I was invited to review this novel a few weeks ago by Mr. Zimmerman’s publicist, and since I like reading as much as I like butter, here we go!
The Ovum Factor is Mr. Zimmerman’s first novel, which he introduces as an “eco-thriller”, inspired by his interest in the climate change debate. The protagonist David Rose is a young, handsome, wealthy investment banker/researcher-type person who finds himself dissatisfied with his life. He feels he is meant for some great purpose, but he’s only done what his family wanted him to do: studied hard, went to a fancy expensive school, got a high-flying finance job. All he wants now is to find personal fulfillment. Fortunately, the Voice Of Destiny begins to scream into his ear in the first chapter.
David is assigned by his bank to review the investment potential of a scientific project that aims to inject fetuses with a serum that will grant them superhuman intelligence. During his investigation, he meets a girl, is pursued by various unsavories, travels the Western Hemisphere, and develops a spine.
Zimmerman’s done a good job creating a sprawling plot and bringing it all together, and he does have a flair for the dramatic. The chapters are short and punchy, and typically end at the right moment to make you want to turn the page. The writing itself is sodden with cliches, however, and not in the good, campy way. Of the characters, only David comes across as a fully developed person; everyone else is just a prod or a foil for his actions. And even David seems to make decisions based solely on a wish for Fate Fulfilled, or “Why not?” reasoning.
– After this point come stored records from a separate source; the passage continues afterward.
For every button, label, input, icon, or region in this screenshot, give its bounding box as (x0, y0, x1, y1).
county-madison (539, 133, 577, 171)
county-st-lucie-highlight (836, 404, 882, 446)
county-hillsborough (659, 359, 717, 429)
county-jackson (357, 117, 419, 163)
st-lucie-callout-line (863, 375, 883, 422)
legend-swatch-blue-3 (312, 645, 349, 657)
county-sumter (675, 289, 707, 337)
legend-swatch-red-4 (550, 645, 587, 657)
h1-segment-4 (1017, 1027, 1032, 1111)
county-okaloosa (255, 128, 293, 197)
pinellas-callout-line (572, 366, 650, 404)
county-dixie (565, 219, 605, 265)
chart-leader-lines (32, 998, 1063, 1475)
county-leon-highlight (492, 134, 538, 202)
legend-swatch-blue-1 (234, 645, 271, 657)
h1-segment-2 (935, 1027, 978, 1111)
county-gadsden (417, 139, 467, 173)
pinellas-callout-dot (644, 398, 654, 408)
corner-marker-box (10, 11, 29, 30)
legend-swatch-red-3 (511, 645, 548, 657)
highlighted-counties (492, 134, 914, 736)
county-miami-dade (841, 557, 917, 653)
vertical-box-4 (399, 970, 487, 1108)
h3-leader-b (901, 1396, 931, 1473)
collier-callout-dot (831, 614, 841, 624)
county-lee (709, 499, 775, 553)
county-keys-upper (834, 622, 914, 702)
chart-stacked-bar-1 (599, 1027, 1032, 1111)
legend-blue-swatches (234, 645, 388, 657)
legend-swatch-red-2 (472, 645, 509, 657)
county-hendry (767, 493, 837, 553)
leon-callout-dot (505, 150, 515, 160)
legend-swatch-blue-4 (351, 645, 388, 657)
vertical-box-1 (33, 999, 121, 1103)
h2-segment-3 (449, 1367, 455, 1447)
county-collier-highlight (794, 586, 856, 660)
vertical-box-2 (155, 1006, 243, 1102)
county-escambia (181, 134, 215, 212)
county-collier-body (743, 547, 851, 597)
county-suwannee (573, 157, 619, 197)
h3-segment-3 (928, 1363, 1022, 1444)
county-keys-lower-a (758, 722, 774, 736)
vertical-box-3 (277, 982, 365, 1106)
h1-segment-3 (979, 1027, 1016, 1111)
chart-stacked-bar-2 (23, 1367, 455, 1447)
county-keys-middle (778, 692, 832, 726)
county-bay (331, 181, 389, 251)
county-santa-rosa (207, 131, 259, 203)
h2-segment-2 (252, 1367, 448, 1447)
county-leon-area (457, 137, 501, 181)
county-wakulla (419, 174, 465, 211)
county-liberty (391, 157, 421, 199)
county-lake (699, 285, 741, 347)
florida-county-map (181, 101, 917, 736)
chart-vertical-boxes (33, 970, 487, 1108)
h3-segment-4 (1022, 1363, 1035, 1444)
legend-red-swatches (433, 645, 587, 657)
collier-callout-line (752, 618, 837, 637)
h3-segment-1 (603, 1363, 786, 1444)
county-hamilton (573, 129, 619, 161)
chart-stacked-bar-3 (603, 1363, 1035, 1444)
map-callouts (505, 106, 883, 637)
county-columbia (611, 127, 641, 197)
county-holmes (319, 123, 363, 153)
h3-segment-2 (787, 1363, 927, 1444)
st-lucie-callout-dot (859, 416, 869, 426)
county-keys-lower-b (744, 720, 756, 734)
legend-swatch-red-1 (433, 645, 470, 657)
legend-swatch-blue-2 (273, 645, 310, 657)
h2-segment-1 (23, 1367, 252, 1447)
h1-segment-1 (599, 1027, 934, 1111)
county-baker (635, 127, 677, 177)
His penchant for doing what he is told by mysterious strangers and fortune cookies reveals him to be a certain sort of person, for sure, but a frustrating sort of person to identify with in a novel that purportedly tackles serious scientific challenges and moral issues.
Enough about the literary considerations, though. What makes Mr. Zimmerman’s work an “eco-thriller”, you ask?
Spoilers ahead, yo.
David’s boss is a part of a private, powerful organization of intellectuals called the Omega Sentinels, who project that the world will be destroyed in the next 100 years by the ravages of climate change. David’s boss also thinks that humans are so shortsighted, selfish, and unintelligent that they will never be able to come up with a solution to the climate crisis. A serum that will turn fetuses into creepy-smart babies and super-humanly intelligent adults is the human race’s only chance for survival. Ah, but of course.
Zimmerman offers a darkly pessimistic view of the state of the world, and a profoundly unsatisfying view of the way to fix it. Aside from the glaring ethical problems of injecting fetuses with completely new drugs then saddling them with the hope of the world when they pop out (Zimmerman does mention that these issues exist before he blithely dismisses them), the story gives no credit to concerned citizens, environmental activists, or any of the thousands of small and large solutions that people are working on every day to deal with climate change and to live more sustainably. Sure, by focusing on a fringe scientific effort and imminent doom, you can come up with a more thrilling book, but Mr. Zimmerman doesn’t give his most sympathetic audience enough credit. His outlook alienates the readers that are concerned about climate change and dealing with the problem themselves, and reinforces the belief in climate skeptics or deniers that the environmental problem is too huge to be solved by real people anyway, so why bother? I’ll drive my SUV down the block to get me some of that baby serum, and we’ll be cool.
I know that “inspiration for enlightened and helpful discourse” is not the only goal of a novel, especially a thriller. I’m sure plenty of people who read The Da Vinci Code weren’t looking for a debate on the “Role of Women in Christianity” or “Historical Narratives of the Catholic Church”. So I can’t fault Mr. Zimmerman for choosing the particular story particulars he did, any further than he meant this as an op-ed. And it’s a lot more thriller than op-ed.
The publicist graciously offered to relay any questions I had to Mr. Zimmerman, so here’s the exchange:
Q: In the book, the point of view of the Omega Sentinels is that humanity is doomed by climate change, and incapable of saving itself without drastic scientific intervention. Is that [your] point of view as well? If it’s not, how [do you] think that we can fix this climate problem?
A: My point of view on whether humanity will survive climate change? That’s a hard one. Obviously, I’m pessimistic since I envisaged a scenario where dramatic measures must be taken to avert calamity.
My own hope is that we still have time to correct everything that has contributed to this problem. But the clock is running down and we have to act decisively and immediately. The reason I wrote The Ovum Factor and continue to write novels on this theme is because I feel people have to be sensitized to the scale of the threat. Only then will they adjust their lifestyles and stop contributing further to it
At the same time, I’m a great believer in human resilience and will. Once we find the will to act, I’m hopeful that we’ll find the solutions.
I’m not sure his book will have the galvanizing impact that he intends, simply because the solution he poses is so extreme, but I admire him for trying. It’s not easy putting your thoughts out there to get kicked around, so more power to him. I hope he keeps at it.